A moins d’un mois du scrutin, le programme du candidat Bardella pour la région Île-de-France se résume à une mesure phare : placer « deux agents de sécurité armés dans chaque gare de la région ». Mais aucun chiffrage n’est avancé. Interviewé sur BFM TV le 11 avril, Jordan Bardella s’est montré incapable de donner le nombre de gares en Île-de-France et a reconnu que sa mesure phare n’était pas encore chiffrée. La région Île-de-France compte plus de 800 gares de métro, RER et Transilien ; plusieurs grandes gares très fréquentées bénéficient déjà d’une présence militaire continue, mais certaines gares de banlieue très peu fréquentées sont de simples guichets automatiques et n’accueillent que très rarement des personnels SNCF ou RATP : on ignore si M. Bardella entend déployer deux agents armés en permanence dans chacune de ces gares. En tout état de cause, une telle mesure est irréaliste car elle représenterait un coût abyssal pour la région.

Trois autres propositions apparaissent également sur le tract de Jordan Bardella : « investir massivement dans la vidéosurveillance et les équipements des forces de l’ordre » (mais là encore, aucun chiffrage), « renforcer la sécurité aux abords des établissements scolaires » (mais on ignore de quelle façon) et « démanteler les zones de non-droit » (lesquelles ? de quelle façon ? et avec quels moyens ?). Autrement dit, ces quelques mesures floues et racoleuses ne sont rien d’autre que des vœux pieux destinés à ancrer la campagne du candidat dans une logique exclusivement sécuritaire, au détriment des nombreux autres défis majeurs que doit relever un territoire comme l’Île-de-France : attractivité internationale, innovation, transition écologique, amélioration des infrastructures de transport, réduction des inégalités sociales et territoriales, insertion professionnelle.

On pourrait en rire s’il ne s’agissait pas d’une question aussi sérieuse que l’avenir de la région Île-de-France. Mais à bien y réfléchir, la stratégie du Rassemblement National n’est pas si absurde qu’on pourrait le penser. Le parti de Marine Le Pen sait qu’il a peu de chance d’arriver en tête en Île-de-France. En 2015, la liste FN menée par Wallerand de Saint-Just est arrivée en troisième position avec 14% des suffrages, très loin derrière les listes de Valérie Pécresse et de Claude Bartolone. En fait, Jordan Bardella n’a pas besoin d’élaborer un programme cohérent : il sait qu’il ne présidera pas la région Île-de-France. Il est là pour préparer les scrutins nationaux de 2022.

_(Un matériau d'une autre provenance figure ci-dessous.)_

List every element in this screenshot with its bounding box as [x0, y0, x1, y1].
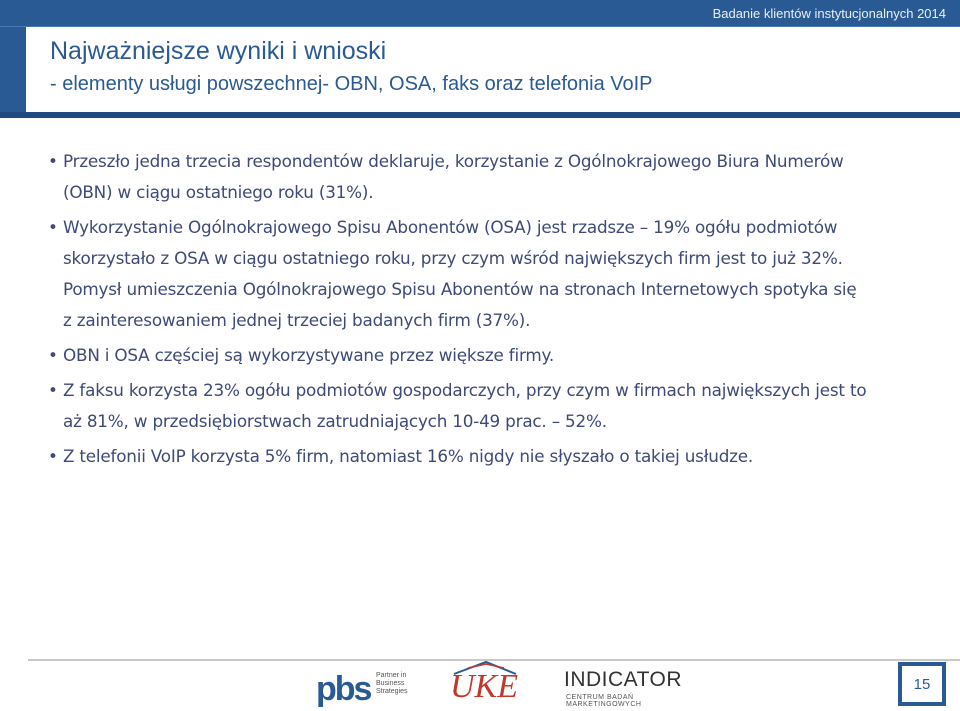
- slide-title: Najważniejsze wyniki i wnioski: [50, 37, 387, 65]
- pbs-tagline-1: Partner in: [376, 672, 407, 679]
- indicator-logo-text: INDICATOR: [564, 668, 683, 691]
- page-number-box: [898, 662, 946, 706]
- bullet-line: • Wykorzystanie Ogólnokrajowego Spisu Abonentów (OSA) jest rzadsze – 19% ogółu podmiotów: [50, 212, 912, 243]
- page-number: 15: [913, 675, 931, 693]
- title-box: [26, 27, 960, 112]
- slide-content: [50, 146, 912, 472]
- page-number-inner: [902, 666, 942, 702]
- bullet-line: • OBN i OSA częściej są wykorzystywane przez większe firmy.: [50, 340, 912, 371]
- pbs-tagline: [376, 672, 408, 696]
- uke-logo-text: UKE: [450, 668, 518, 705]
- header-bar: [0, 0, 960, 118]
- header-divider-bottom: [0, 112, 960, 118]
- bullet-line: aż 81%, w przedsiębiorstwach zatrudniających 10-49 prac. – 52%.: [63, 411, 607, 431]
- bullet-line: • Przeszło jedna trzecia respondentów deklaruje, korzystanie z Ogólnokrajowego Biura Numerów: [50, 146, 912, 177]
- bullet-line: • Z faksu korzysta 23% ogółu podmiotów gospodarczych, przy czym w firmach największych jest to: [50, 375, 912, 406]
- indicator-subtitle: CENTRUM BADAŃ MARKETINGOWYCH: [566, 694, 642, 708]
- pbs-tagline-2: Business: [376, 680, 405, 687]
- pbs-tagline-3: Strategies: [376, 688, 408, 695]
- pbs-logo: [316, 662, 411, 707]
- study-tag: Badanie klientów instytucjonalnych 2014: [712, 6, 946, 21]
- bullet-line: skorzystało z OSA w ciągu ostatniego roku, przy czym wśród największych firm jest to już 32%.: [63, 248, 843, 268]
- bullet-line: (OBN) w ciągu ostatniego roku (31%).: [63, 182, 374, 202]
- uke-logo: [446, 660, 524, 710]
- bullet-line: Pomysł umieszczenia Ogólnokrajowego Spisu Abonentów na stronach Internetowych spotyka się: [63, 279, 857, 299]
- pbs-logo-text: pbs: [316, 670, 371, 708]
- slide-subtitle: - elementy usługi powszechnej- OBN, OSA, faks oraz telefonia VoIP: [50, 73, 653, 95]
- bullet-line: z zainteresowaniem jednej trzeciej badanych firm (37%).: [63, 310, 531, 330]
- indicator-logo: [564, 668, 704, 708]
- bullet-line: • Z telefonii VoIP korzysta 5% firm, natomiast 16% nigdy nie słyszało o takiej usłudze.: [50, 441, 912, 472]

Pour Marine Le Pen, les élections régionales sont un marchepied vers la présidentielle : « aujourd’hui nos régions, demain la France » peut-on lire sur les tracts des candidats du RN. C’est pourquoi la campagne de Jordan Bardella mélange habilement les enjeux régionaux et nationaux, comme l’avait déjà fait Wallerand de Saint-Just lors des élections régionales de 2015. Le tract de Jordan Bardella parle plus de politique nationale que d’enjeux régionaux, et annonce déjà quelques unes des mesures qui seront portées par Marine Le Pen en 2022 : « Face à Macron, nous exigerons le rétablissement  des effectifs de police (…), l’armement de toutes les polices municipales, (…), l’abaissement de la majorité pénale à 16 ans, l’expulsion des délinquants et criminels étrangers, la fermeture de toutes les mosquées radicales et l’interdiction du voile islamiste dans l’espace public ». Autant de propositions qui n’ont, a priori, pas leur place dans la campagne des régionales puisqu’elles ne relèvent pas des compétences des Conseils Régionaux. L’objectif est clair : imposer dans le débat des régionales les thèmes de prédilection du Rassemblement National en vue de la prochaine présidentielle. La formule « face à Macron » est d’ailleurs assez explicite : le parti d’extrême droite se projette déjà dans un nouveau duel Macron/Le Pen au second tour.